Erzählkünstlerin Katharina Wagner mit Krönchen auf dem Finger.
 
Gemeinsam mit orientalischen Bauchtänzerinnen entführt die Erfurterin die Zuhörer ins Reich von Tausend und eine Nacht. (Foto: Privat)
Erfurt: Klangfarben – Praxis für Naturheilverfahren & Kreative Heilweisen |

Sie sind uralt, weitgereist, gelten als Welterbe und stecken oft voller Weisheiten: Gemeint sind die Märchen und Geschichten, welche die Erfurter Erzählkünstlerin Katharina Wagner überall in Thüringen erzählt.

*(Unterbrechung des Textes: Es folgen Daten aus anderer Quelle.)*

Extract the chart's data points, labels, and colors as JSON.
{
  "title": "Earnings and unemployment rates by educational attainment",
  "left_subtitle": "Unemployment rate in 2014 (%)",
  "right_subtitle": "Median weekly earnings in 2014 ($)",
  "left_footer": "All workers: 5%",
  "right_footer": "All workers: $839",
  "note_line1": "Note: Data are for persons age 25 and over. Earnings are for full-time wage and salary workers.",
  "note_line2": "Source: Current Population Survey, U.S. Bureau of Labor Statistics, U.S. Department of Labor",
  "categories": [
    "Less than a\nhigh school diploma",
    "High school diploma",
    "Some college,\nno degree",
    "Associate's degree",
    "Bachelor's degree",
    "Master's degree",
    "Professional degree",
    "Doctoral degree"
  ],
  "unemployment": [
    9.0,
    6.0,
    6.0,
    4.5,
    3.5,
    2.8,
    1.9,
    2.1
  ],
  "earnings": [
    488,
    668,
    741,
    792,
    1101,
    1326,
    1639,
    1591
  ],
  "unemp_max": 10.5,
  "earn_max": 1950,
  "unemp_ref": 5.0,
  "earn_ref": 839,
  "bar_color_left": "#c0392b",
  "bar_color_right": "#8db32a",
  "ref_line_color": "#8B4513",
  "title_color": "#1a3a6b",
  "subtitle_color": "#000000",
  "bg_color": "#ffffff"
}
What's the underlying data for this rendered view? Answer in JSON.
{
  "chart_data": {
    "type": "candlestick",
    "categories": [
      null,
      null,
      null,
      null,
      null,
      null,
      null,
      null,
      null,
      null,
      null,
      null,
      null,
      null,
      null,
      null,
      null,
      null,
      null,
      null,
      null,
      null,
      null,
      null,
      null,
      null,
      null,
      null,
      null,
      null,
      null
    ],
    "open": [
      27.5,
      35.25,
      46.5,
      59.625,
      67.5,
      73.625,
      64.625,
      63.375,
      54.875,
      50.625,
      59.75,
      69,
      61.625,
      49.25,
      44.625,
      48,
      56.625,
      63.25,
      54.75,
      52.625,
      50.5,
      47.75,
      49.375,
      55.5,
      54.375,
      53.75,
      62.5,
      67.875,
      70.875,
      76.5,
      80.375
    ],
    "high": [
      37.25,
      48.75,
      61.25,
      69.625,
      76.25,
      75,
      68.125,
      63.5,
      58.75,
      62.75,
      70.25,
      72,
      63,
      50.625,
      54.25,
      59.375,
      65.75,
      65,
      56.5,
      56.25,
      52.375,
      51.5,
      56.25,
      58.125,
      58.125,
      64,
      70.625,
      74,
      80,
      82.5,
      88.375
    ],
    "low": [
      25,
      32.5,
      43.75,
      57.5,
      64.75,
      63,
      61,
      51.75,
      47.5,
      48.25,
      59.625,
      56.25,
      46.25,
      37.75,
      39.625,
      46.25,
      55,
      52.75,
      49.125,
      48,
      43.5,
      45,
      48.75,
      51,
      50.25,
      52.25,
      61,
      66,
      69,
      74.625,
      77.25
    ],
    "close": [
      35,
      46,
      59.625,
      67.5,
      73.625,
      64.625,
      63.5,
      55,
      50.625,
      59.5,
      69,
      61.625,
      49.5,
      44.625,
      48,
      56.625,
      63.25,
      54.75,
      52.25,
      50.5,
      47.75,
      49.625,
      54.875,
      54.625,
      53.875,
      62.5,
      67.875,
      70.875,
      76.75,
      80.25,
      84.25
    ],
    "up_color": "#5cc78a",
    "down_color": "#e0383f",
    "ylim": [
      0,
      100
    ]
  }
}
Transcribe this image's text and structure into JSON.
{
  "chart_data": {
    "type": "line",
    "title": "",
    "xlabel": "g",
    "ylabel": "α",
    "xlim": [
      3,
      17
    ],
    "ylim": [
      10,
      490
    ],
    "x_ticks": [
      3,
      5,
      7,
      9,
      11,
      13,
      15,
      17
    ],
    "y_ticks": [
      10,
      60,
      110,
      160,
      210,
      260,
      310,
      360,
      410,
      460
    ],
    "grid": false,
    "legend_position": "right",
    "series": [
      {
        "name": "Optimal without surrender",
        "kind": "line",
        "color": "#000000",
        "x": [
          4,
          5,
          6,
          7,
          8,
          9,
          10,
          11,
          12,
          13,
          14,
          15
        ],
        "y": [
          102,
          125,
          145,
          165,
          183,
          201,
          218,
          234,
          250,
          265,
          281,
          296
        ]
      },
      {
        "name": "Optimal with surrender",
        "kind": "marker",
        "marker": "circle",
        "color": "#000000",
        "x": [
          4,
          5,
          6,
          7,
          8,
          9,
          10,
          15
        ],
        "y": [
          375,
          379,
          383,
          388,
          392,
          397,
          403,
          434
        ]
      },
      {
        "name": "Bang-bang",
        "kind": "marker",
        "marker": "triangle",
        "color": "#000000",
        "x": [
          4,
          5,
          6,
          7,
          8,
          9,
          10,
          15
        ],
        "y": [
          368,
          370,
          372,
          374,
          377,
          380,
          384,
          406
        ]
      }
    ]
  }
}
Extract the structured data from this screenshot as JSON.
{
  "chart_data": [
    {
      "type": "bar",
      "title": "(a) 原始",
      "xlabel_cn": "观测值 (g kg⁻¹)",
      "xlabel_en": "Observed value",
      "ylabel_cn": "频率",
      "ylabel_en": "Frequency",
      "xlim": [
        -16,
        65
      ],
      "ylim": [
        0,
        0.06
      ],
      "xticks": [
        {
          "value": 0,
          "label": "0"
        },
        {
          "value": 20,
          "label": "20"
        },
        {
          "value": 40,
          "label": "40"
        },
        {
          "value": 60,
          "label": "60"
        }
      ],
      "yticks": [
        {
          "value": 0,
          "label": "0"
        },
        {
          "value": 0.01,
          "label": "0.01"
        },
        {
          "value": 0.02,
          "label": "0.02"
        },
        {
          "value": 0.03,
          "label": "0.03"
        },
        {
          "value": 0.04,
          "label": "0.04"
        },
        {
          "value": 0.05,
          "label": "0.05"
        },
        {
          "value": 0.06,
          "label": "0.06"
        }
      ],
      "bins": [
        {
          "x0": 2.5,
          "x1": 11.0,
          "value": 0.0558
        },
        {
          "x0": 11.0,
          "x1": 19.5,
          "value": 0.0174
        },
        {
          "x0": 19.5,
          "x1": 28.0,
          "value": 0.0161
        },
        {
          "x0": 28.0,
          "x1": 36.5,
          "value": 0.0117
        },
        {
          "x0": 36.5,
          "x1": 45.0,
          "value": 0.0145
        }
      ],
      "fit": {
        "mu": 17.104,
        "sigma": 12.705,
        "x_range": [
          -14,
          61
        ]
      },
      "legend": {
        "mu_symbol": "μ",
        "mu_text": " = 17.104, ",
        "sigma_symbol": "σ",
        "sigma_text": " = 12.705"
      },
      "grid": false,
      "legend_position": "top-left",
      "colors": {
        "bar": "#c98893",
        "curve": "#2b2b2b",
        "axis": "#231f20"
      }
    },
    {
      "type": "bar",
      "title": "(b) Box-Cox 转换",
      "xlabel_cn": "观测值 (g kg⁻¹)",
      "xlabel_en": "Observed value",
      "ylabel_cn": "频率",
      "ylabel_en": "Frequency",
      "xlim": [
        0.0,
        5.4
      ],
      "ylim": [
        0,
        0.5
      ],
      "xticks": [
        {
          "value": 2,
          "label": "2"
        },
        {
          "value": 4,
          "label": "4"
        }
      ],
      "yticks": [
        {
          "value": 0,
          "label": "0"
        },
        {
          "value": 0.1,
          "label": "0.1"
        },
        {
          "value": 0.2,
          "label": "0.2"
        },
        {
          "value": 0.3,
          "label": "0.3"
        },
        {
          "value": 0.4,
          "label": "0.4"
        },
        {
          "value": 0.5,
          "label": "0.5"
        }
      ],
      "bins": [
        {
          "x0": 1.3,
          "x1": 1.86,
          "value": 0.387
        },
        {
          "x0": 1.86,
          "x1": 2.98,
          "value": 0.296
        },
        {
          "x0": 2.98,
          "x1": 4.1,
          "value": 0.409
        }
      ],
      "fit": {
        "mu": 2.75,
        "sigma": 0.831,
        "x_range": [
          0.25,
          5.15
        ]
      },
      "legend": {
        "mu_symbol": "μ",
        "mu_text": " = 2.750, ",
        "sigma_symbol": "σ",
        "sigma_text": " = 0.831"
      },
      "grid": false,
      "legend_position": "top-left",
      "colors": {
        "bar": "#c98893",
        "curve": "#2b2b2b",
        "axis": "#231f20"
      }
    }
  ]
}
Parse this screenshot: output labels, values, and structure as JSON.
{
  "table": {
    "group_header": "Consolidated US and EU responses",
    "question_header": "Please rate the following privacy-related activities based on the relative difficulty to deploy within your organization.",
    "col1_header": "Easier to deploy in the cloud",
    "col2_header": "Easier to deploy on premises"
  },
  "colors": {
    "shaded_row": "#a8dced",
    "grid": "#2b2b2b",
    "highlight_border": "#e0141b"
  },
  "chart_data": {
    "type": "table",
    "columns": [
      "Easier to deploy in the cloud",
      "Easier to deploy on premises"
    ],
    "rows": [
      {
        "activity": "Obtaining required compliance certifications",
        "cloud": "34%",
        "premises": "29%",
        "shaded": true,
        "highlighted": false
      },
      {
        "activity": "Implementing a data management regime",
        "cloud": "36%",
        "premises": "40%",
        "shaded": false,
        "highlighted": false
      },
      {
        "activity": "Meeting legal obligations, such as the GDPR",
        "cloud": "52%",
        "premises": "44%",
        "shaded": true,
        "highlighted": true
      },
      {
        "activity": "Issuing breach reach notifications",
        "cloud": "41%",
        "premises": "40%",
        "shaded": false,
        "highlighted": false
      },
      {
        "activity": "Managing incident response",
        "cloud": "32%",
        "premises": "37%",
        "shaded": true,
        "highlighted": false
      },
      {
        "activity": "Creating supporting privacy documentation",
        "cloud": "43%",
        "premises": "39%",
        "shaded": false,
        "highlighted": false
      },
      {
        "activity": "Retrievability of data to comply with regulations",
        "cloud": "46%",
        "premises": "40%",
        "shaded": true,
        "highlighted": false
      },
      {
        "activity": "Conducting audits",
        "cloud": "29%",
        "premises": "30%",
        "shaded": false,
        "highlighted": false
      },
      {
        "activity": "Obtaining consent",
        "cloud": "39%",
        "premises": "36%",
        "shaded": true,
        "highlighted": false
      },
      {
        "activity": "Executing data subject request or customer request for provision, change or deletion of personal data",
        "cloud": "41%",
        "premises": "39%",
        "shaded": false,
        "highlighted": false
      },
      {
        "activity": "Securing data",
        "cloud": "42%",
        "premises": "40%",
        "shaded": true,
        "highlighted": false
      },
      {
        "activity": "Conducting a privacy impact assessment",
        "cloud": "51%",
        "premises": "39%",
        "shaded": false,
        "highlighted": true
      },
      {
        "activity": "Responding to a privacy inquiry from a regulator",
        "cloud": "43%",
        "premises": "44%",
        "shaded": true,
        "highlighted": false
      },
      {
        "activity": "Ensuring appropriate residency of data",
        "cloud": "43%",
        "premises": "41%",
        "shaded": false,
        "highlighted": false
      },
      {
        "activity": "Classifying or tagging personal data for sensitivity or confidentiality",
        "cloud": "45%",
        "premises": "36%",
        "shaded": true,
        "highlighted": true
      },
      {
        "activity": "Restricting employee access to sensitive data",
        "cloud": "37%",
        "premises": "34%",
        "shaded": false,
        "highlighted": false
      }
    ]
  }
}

Ein Missverständnis möchte die 44-Jährige gleich zu Beginn ausräumen. Dass Märchen nur etwas für Kinder sein sollen, hält Wagner für einen Irrglauben. „Schon vor Urzeiten saßen die Menschen zusammen ums Feuer und teilten sich ihre Geschichten. Das waren hauptsächlich Erwachsene und Kinder waren eben mit dabei“, erklärt die Erzählkünstlerin. „Kindern erzählt man Geschichten zum Einschlafen - Erwachsenen, damit sie aufwachen“, zitiert sie den argentinischen Autoren und Therapeuten Jorge Bucay. „Ich würde mir daher sehr wünschen, dass sich auch Ältere wieder Märchen wünschen und ihnen lauschen. Denn sie geben uns Halt, Hoffnung, etwas fürs Leben.“

„Magische Orte wie der Schlumperwald findet man, wenn man mit offenen Augen, Ohren und Herzen durch die Welt spaziert.“



Die 44-Jährige sieht uns dabei auf einem guten Weg. „Ich habe den Eindruck, dass das Erzählen wieder mehr ins Bewusstsein der Menschen gerückt ist. In der Zeit der Technisierung gibt es wieder diese Sehnsucht.“ Katharina Wagner nimmt sich dieses Bedürfnisses gerne an. Auf Märchenspaziergängen mit der Revierförsterin durch den Erfurter Steigerwald ist sie auf der Suche nach Elfen und Ungeheuern. Gemeinsam mit orientalischen Bauchtänzerinnen entführt sie die Zuhörer ins Reich von Tausend und eine Nacht. In der Märchenküche zaubern die Köche das Dinner, während sie mit einer weiteren Erzählerin für die Seelennahrung sorgt. Mit zwei Musikern stellt sie gerade ein jüdisches Märchenprogramm zusammen. „Wichtig ist mir auch die Verbindung zu anderen Themen, Menschen und Orten, die auf den ersten Blick nichts mit Märchen zu tun haben. Da ist viel Raum für Neues.“

Die Erzählkünstlerin erschafft ein Gefühl der Geborgenheit und heimeliger Nähe. In Gedanken ist der Zuhörer schnell zurück in der Kindheit, auf dem Schoß der Großmutter bei Keksen und Kerzenlicht. Dazu benötigt Wagner kein Märchenbuch, schlüpft nicht in kostümierte Rollen. „Stattdessen kombiniere ich alltägliche Kleidung, mit der ich aber beispielsweise nicht zum Bäcker gehen würde. Anders als der Alltag, gehört aber dazu. Das ist es, was Märchen für mich verkörpern.“

„In der afrikanischen Kultur heißt es: Wir haben so viele Geschichten, wie es Sterne am Himmel gibt. Und wie die Sterne leuchten uns die Geschichten unseren Weg.“



Wagner benötigt sonst nur ihre Mimik, Gestik und natürlich ihre Stimme, um kleine Erlebniswelten zu schaffen. „Ich lerne keinen Text. Ich verleibe mir die Märchen ein. Denn ich erzähle sie vom Herzen und nicht vom Kopf.“ Ihre Geschichten geschehen nicht buchstabengetreu, sondern in dem Moment, in dem sie erzählt werden - die Reaktionen des Publikums inklusive. Und immer ein wenig anders.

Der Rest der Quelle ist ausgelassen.